The Black Swan Theory is used by Nassim Nicholas Taleb to explain the existence and occurrence of high-impact, hard-to-predict, and rare events that are beyond the realm of normal expectations. Unlike the philosophical "black swan problem", the "Black Swan Theory" (capitalized) refers only to unexpected events of large magnitude and consequence and their dominant role in history. Such events are considered extreme outliers.
It is noteworthy that in his writings, Taleb never uses the term, "Black Swan Theory", instead, he refers to "Black Swan Events" (capitalized).
Black Swan Events were described by Nassim Nicholas Taleb in his 2007 book, The Black Swan. Taleb regards almost all major scientific discoveries, historical events, and artistic accomplishments as "black swans"—undirected and unpredicted. He gives the rise of the Internet, the personal computer, World War I, and the September 11, 2001 attacks as examples of Black Swan Events.
Use of the term, a black swan (not capitalized), is derived from the seventeenth century European presumption that 'all swans must be white', because all historical records of swans reported that they had white feathers. In that context, a black swan was something that was impossible, and could not exist. After the discovery of black swans in Western Australia  during the eighteenth century, the term metamorphosed to connote that a perceived impossibility, later may be found to exist. Taleb notes that, writing in the nineteenth century, John Stuart Mill used the black swan logical fallacy, as a new term to identify falsification.
Writing in the New York Times, Taleb asserted, "What we call here a Black Swan (and capitalize it) is an event with the following three attributes. First, it is an outlier, as it lies outside the realm of regular expectations, because nothing in the past can convincingly point to its possibility. Second, it carries an extreme impact. Third, in spite of its outlier status, human nature makes us concoct explanations for its occurrence after the fact, making it explainable and predictable. I stop and summarize the triplet: rarity, extreme impact, and retrospective (though not prospective) predictability. A small number of Black Swans explain almost everything in our world, from the success of ideas and religions, to the dynamics of historical events, to elements of our own personal lives." 
The main idea in Taleb's book is not to attempt to predict Black Swan Events, but to build robustness into negative ones that occur and being able to exploit positive ones. Taleb contends that banks and trading firms are very vulnerable to hazardous Black Swan Events and are exposed to losses beyond that predicted by their defective models.
Taleb states that a Black Swan Event depends on the observer—using a simple example, what may be a Black Swan surprise for a turkey is not a Black Swan surprise for its butcher—hence the objective should be to "avoid being the turkey" by identifying areas of vulnerability in order to "turn the Black Swans white".

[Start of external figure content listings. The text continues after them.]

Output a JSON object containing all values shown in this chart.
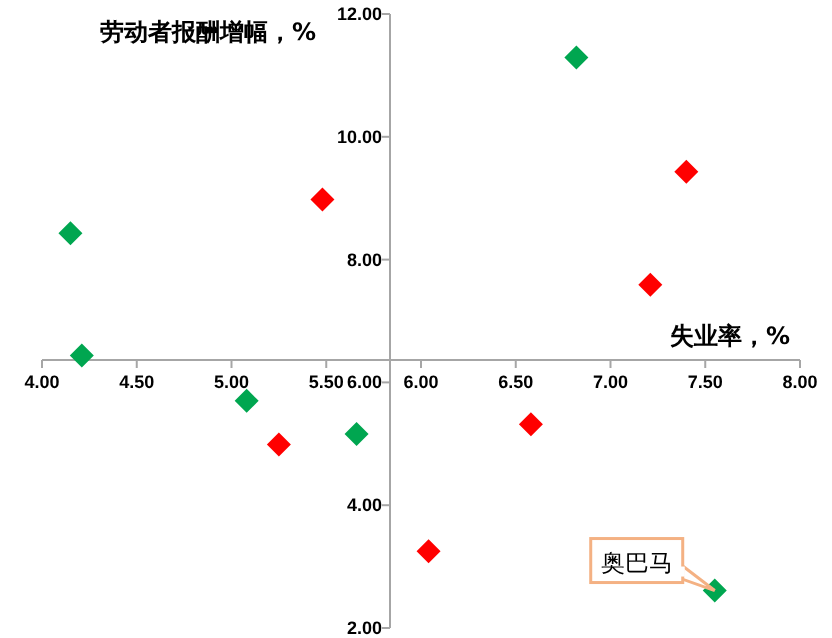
{
  "chart_data": {
    "type": "scatter",
    "xlabel": "失业率，%",
    "ylabel": "劳动者报酬增幅，%",
    "xlim": [
      4,
      8
    ],
    "ylim": [
      2,
      12
    ],
    "xticks": [
      {
        "value": 4,
        "label": "4.00"
      },
      {
        "value": 4.5,
        "label": "4.50"
      },
      {
        "value": 5,
        "label": "5.00"
      },
      {
        "value": 5.5,
        "label": "5.50"
      },
      {
        "value": 6,
        "label": "6.00"
      },
      {
        "value": 6.5,
        "label": "6.50"
      },
      {
        "value": 7,
        "label": "7.00"
      },
      {
        "value": 7.5,
        "label": "7.50"
      },
      {
        "value": 8,
        "label": "8.00"
      }
    ],
    "yticks": [
      {
        "value": 2,
        "label": "2.00"
      },
      {
        "value": 4,
        "label": "4.00"
      },
      {
        "value": 6,
        "label": "6.00"
      },
      {
        "value": 8,
        "label": "8.00"
      },
      {
        "value": 10,
        "label": "10.00"
      },
      {
        "value": 12,
        "label": "12.00"
      }
    ],
    "marker": "diamond",
    "series": [
      {
        "color": "#00a650",
        "x": [
          4.15,
          4.21,
          5.08,
          5.66,
          6.82,
          7.55
        ],
        "values": [
          8.43,
          6.44,
          5.7,
          5.16,
          11.29,
          2.61
        ]
      },
      {
        "color": "#ff0000",
        "x": [
          5.25,
          5.48,
          7.4,
          7.21,
          6.58,
          6.04
        ],
        "values": [
          4.99,
          8.98,
          9.43,
          7.59,
          5.32,
          3.25
        ]
      }
    ],
    "annotations": [
      {
        "text": "奥巴马",
        "x": 7.55,
        "y": 2.61
      }
    ]
  }
}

Based on the author's criteria:
Taleb's black swan is different from the earlier philosophical versions of the problem, as it concerns a phenomenon with specific empirical and statistical properties which he calls, "the fourth quadrant". Before Taleb, those who dealt with the notion of the improbable, such as Hume, Mill, and Popper focused on the problem of induction in logic, specifically, that of drawing general conclusions from specific observations. Taleb's Black Swan Event has a central and unique attribute, high impact. His claim is that almost all consequential events in history come from the unexpected—yet humans later convince themselves that these events are explainable in hindsight (bias).
One problem, labeled the ludic fallacy by Taleb, is the belief that the unstructured randomness found in life resembles the structured randomness found in games. This stems from the assumption that the unexpected may be predicted by extrapolating from variations in statistics based on past observations, especially when these statistics are presumed to represent samples from a bell-shaped curve. These concerns often are highly relevant in financial markets, where major players use value at risk models, which imply normal distributions, although market returns typically have fat tail distributions.
More generally, decision theory, based on a fixed universe or a model of possible outcomes, ignores and minimizes the effect of events that are "outside model". For instance, a simple model of daily stock market returns may include extreme moves such as Black Monday (1987), but might not model the breakdown of markets following the September 11 attacks of 2001. A fixed model considers the "known unknowns", but ignores the "unknown unknowns".
Taleb notes that other distributions are not usable with precision, but often are more descriptive, such as the fractal, power law, or scalable distributions and that awareness of these might help to temper expectations.
Beyond this, he emphasizes that many events simply are without precedent, undercutting the basis of this type of reasoning altogether.
Taleb also argues for the use of counterfactual reasoning when considering risk.